Pete Buttigieg formally enters 2020 race to take on Donald Trump pledging 'courage to reimagine our future'

Pete Buttigieg has officially announced his candidacy for president of the United States, promising to bring the “courage to reimagine our future” from his job as mayor of South Bend into the White House.

From a partially rebuilt autos factory in the Indiana town he has served as mayor for two terms, the 37-year-old Rhodes Scholar said its resurgence from one of America’s top 10 “dying cities” into an attractive location for technology firms illustrates his qualification to take on Donald Trump in 2020.

“I ran for mayor in 2011 knowing nothing like Studebaker would ever come back, but that we would, our city would, if we had the courage to reimagine our future,” Mr Buttigieg said, referencing the car company that once inhabited the building he stood in.

The millennial mayor has mounted a surprisingly effective campaign in recent months that has taken him from being a relatively unknown figure in national politics, to one a serious contender for the Democratic presidential nomination.

And, in a pool of candidates known for its historic diversity, the mayor who pronounces his name “Boot-Edge-Edge” provides his own set of intrigues: He would be America’s first openly gay president, the nation’s youngest, and, as a former Navy reservist, the first president to have served in any of the wars launched in the aftermath of the September 11, 2001 attacks on the World Trade Centre and Pentagon.

Since announcing his exploratory committee, the political progressive has run a campaign that has received a surprising amount of media and voter attention, with more than $7m in funds raised during the first quarter of this year alone.

While he has steered away from putting forward detailed policy proposals like some of his rivals in the Democratic field — he maintains that he wants to run a campaign focusing on the story first — Mr Buttigieg has nevertheless focused on several progressive policies that indicate his values as a potential president.

He has said that he wants to focus politics on millennials and younger Americans, and said that those voters are particularly impacted by the coming election because younger people are going to be at “the business end” of climate change.

The candidate — who has made headlines for speaking Norwegian, and playing piano with singer Ben Folds — has also made waves for his discussion of his sexuality, religion, and how those have come into conflict with that of another famous Hoosier: vice president Mike Pence.
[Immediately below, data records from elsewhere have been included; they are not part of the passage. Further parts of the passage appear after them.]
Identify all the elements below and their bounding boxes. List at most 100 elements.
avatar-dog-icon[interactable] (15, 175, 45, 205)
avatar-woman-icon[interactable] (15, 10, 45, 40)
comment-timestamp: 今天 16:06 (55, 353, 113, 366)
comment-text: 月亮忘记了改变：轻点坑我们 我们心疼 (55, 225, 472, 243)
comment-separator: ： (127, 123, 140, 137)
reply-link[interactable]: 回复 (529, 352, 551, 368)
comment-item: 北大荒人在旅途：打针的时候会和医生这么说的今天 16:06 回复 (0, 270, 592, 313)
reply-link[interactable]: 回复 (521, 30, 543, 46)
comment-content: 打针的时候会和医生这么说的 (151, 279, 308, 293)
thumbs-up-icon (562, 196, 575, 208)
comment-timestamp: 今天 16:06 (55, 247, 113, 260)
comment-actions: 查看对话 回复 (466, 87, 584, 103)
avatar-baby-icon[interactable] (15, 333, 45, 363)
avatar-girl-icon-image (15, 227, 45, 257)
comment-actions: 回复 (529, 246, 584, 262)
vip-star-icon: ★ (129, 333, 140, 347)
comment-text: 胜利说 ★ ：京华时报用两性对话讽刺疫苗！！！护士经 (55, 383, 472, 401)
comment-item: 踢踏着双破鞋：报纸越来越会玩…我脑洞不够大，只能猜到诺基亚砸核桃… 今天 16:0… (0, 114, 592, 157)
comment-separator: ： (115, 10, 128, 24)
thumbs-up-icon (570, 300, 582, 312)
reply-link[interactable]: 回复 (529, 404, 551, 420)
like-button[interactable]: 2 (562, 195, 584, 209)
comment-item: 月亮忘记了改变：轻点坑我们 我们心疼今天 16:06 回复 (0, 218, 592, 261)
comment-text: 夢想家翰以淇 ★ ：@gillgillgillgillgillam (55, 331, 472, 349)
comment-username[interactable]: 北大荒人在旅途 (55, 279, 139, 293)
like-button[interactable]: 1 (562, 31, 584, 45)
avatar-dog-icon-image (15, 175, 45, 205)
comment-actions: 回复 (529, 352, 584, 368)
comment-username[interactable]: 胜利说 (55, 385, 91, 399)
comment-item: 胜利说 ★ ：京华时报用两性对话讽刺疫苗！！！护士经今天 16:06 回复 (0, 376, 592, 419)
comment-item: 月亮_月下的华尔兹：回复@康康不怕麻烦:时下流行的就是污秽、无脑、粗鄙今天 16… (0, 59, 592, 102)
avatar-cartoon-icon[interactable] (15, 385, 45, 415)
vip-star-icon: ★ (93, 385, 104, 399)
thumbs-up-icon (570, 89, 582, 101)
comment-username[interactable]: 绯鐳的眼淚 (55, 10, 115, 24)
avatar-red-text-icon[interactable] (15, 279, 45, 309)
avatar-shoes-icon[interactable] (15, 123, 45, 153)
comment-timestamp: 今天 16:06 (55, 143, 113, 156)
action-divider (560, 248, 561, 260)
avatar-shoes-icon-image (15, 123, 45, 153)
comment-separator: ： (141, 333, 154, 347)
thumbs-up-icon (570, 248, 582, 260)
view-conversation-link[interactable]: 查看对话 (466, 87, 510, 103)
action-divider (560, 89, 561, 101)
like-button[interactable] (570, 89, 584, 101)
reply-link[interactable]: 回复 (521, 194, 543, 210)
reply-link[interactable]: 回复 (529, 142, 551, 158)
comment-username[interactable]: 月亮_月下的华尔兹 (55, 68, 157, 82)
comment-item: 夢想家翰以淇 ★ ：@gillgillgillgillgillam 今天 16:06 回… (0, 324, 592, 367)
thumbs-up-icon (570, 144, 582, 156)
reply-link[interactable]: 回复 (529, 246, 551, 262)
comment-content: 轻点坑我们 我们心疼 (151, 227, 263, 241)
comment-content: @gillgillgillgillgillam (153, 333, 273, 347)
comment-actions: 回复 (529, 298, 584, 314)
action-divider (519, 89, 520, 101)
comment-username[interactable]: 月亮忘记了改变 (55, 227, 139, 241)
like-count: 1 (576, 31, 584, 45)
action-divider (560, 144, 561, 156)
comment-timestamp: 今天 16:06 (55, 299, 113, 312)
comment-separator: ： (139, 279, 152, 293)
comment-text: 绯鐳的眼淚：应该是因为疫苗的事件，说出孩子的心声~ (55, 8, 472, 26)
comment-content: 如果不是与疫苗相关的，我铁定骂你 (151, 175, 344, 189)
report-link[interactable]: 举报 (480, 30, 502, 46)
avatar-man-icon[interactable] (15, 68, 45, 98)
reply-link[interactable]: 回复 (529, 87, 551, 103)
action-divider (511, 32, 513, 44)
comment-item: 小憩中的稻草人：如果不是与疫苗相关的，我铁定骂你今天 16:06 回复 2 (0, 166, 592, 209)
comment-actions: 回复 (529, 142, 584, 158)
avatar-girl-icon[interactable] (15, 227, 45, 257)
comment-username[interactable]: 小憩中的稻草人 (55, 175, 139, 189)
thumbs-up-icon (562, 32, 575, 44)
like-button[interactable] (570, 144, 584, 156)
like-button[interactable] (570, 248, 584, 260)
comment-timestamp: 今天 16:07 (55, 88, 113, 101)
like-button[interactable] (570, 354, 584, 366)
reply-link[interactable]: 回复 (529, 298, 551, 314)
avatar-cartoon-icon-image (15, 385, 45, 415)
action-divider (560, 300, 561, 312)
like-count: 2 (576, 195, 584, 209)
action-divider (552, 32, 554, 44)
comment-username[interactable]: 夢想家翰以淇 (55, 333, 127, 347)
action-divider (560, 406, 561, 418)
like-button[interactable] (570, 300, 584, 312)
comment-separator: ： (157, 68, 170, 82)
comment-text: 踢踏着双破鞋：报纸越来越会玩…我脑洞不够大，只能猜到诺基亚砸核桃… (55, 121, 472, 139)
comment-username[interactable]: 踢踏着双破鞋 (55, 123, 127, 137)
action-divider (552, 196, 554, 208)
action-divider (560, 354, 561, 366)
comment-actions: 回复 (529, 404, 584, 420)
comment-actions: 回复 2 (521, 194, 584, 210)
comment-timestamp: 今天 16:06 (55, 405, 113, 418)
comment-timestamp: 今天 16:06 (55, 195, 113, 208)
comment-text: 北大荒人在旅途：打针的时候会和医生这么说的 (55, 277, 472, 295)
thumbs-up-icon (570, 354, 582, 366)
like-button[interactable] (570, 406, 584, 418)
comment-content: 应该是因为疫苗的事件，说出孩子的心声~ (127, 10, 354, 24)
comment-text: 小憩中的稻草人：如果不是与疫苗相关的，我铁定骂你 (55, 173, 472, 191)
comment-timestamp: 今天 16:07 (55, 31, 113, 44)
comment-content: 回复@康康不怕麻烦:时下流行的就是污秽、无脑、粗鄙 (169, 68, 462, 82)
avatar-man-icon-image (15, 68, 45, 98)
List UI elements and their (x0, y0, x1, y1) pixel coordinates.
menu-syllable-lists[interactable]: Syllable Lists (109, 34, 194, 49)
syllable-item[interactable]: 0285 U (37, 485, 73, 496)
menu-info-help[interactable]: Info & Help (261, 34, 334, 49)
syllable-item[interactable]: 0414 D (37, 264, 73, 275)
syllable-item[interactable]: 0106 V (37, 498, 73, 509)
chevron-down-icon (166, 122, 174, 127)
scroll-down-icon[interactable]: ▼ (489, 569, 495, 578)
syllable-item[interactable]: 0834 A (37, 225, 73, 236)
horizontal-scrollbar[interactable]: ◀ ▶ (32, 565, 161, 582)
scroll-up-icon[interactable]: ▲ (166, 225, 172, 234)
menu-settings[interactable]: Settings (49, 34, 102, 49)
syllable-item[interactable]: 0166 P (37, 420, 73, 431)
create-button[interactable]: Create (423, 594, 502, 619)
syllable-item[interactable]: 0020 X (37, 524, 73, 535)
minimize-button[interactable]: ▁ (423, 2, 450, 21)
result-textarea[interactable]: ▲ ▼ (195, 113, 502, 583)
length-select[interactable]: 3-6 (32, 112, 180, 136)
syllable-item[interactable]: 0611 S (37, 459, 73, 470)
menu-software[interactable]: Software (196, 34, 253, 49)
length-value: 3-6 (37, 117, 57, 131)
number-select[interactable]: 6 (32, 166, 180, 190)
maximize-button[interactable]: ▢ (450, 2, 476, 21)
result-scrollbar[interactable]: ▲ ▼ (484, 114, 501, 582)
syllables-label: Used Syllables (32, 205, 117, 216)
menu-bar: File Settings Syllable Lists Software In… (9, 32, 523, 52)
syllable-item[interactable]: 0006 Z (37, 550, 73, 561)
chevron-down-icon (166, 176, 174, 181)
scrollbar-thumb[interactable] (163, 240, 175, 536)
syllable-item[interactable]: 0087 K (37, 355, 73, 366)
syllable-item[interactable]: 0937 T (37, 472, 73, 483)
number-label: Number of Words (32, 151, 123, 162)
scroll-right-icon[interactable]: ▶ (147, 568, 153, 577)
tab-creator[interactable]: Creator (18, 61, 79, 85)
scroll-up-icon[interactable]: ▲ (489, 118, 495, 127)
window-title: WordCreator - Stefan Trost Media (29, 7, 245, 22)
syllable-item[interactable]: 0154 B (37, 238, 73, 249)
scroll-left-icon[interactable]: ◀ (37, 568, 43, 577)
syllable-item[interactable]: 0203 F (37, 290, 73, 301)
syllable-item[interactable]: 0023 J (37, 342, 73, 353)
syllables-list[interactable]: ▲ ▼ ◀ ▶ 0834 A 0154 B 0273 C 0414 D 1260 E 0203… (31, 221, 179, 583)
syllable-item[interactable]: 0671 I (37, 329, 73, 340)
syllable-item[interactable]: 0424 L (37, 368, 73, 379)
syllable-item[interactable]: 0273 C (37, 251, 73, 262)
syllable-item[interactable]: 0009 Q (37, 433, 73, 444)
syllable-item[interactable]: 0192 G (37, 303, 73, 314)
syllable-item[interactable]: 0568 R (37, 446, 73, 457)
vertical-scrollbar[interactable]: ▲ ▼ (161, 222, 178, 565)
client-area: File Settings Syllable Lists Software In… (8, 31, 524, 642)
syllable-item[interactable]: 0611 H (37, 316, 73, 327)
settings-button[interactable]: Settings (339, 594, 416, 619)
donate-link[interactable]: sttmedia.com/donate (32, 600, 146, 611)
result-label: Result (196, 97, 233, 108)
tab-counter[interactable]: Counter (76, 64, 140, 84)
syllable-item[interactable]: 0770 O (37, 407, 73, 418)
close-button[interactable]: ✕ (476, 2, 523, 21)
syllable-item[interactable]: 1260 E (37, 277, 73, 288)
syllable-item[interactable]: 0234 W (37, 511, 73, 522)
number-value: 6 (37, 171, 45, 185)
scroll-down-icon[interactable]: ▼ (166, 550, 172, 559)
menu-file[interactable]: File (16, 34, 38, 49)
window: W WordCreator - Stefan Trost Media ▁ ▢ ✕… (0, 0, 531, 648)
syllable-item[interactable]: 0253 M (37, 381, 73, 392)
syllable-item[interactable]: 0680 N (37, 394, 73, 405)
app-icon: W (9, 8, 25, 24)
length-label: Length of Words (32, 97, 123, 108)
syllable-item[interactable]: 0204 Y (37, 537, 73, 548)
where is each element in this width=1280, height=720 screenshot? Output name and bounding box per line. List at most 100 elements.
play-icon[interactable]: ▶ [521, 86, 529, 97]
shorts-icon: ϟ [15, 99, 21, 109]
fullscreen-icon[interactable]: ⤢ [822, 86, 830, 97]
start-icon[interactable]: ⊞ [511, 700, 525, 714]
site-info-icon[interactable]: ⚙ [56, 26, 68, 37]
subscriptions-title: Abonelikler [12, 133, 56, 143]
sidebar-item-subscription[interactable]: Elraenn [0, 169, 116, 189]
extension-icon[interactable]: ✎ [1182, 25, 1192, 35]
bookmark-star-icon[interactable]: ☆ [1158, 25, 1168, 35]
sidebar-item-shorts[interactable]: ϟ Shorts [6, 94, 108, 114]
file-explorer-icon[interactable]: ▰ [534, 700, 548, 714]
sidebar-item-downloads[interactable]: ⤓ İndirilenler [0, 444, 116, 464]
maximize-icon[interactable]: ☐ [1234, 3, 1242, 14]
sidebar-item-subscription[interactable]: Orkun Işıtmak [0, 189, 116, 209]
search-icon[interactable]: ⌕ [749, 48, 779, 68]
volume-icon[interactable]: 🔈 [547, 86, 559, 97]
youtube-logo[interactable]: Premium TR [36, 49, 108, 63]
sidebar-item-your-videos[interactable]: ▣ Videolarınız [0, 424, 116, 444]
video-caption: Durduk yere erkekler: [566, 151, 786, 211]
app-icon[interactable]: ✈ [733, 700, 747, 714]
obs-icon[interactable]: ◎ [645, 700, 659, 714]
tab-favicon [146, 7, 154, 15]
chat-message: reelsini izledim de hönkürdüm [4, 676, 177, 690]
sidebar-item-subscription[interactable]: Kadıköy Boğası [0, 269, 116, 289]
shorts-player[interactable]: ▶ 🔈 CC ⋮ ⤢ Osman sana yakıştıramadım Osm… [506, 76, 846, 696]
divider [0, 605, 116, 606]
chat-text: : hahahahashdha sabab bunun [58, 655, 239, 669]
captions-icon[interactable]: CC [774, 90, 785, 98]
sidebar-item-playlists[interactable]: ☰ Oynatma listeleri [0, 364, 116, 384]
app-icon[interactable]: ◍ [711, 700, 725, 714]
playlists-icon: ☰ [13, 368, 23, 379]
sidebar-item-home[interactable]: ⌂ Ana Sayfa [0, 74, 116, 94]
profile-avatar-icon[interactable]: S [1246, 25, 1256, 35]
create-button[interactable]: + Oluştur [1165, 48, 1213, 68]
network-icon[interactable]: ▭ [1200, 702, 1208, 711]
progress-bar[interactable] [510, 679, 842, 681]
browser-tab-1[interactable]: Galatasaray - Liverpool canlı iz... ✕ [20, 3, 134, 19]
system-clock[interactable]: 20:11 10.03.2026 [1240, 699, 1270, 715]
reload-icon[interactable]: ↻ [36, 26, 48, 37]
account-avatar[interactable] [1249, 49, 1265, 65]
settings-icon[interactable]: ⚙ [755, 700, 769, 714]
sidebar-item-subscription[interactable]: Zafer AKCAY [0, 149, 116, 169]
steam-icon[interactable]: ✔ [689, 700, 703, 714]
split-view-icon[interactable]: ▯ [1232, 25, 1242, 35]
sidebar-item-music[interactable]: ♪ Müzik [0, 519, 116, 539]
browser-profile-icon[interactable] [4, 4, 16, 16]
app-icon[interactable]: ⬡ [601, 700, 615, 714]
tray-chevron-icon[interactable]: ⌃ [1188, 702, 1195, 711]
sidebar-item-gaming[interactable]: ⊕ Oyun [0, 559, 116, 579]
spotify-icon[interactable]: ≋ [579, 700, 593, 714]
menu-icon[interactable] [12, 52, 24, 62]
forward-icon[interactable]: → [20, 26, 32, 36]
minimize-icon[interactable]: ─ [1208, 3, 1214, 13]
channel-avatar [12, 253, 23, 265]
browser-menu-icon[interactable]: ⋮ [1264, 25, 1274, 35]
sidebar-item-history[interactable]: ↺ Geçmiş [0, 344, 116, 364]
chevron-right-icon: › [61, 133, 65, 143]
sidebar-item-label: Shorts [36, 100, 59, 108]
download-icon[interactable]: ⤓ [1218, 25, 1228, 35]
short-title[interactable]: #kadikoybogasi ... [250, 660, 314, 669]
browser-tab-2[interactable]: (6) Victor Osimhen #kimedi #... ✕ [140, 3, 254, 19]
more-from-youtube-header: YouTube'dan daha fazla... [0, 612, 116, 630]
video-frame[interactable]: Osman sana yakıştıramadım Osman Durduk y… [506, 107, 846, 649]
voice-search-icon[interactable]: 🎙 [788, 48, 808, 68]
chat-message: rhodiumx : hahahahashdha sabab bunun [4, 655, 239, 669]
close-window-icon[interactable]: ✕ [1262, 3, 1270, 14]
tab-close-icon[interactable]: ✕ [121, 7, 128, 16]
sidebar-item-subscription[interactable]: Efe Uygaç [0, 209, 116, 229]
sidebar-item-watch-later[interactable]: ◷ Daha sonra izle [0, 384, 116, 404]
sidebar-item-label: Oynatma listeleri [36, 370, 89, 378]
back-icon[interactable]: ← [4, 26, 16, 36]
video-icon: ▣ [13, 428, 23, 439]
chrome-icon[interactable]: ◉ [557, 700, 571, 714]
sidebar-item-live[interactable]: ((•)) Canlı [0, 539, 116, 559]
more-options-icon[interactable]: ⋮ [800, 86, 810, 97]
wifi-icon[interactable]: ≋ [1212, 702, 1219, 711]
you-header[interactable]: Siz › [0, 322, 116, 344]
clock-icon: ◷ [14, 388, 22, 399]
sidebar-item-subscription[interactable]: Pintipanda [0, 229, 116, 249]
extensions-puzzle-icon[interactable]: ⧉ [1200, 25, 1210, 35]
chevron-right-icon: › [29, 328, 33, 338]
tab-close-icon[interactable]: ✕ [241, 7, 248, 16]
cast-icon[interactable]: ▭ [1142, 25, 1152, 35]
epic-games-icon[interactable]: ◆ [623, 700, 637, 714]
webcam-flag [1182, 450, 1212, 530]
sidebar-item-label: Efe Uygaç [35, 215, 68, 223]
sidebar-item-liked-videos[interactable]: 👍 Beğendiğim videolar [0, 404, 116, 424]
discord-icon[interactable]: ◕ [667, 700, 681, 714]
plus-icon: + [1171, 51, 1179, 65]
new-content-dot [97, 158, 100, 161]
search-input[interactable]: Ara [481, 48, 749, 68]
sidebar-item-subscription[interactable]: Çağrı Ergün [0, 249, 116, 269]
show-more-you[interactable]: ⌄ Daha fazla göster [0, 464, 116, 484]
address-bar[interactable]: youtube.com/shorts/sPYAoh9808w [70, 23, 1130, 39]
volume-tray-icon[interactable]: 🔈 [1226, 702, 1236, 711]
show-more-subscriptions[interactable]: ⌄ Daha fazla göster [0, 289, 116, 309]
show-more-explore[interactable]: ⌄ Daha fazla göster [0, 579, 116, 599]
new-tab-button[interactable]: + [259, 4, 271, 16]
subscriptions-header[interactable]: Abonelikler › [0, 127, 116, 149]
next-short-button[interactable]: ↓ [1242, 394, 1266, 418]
“Your quarrel is not with me — your quarrel, sir, is with my creator,” Mr Buttigieg said last week, addressing "the Mike Pences of the world", who is known for pursuing anti-gay legislation while governor of Indiana.

Mr Buttigieg must outpace at least two very well known brands in American politics to become the Democratic nominee, with Bernie Sanders already running and Joe Biden rumoured to be planning a run.

That’s in addition to the more than a dozen other candidates vying for the nomination, a group that includes the likes of politicians like Kamala Harris, Beto O’Rourke, Elizabeth Warren, Cory Booker, and others.

But, Mr Buttigieg’s success has not been isolated to media hits and fundraising: Just this past week, two separate polls indicated that he had surged to third place in New Hampshire and in Iowa, the first two states that will vote on the nominees next year.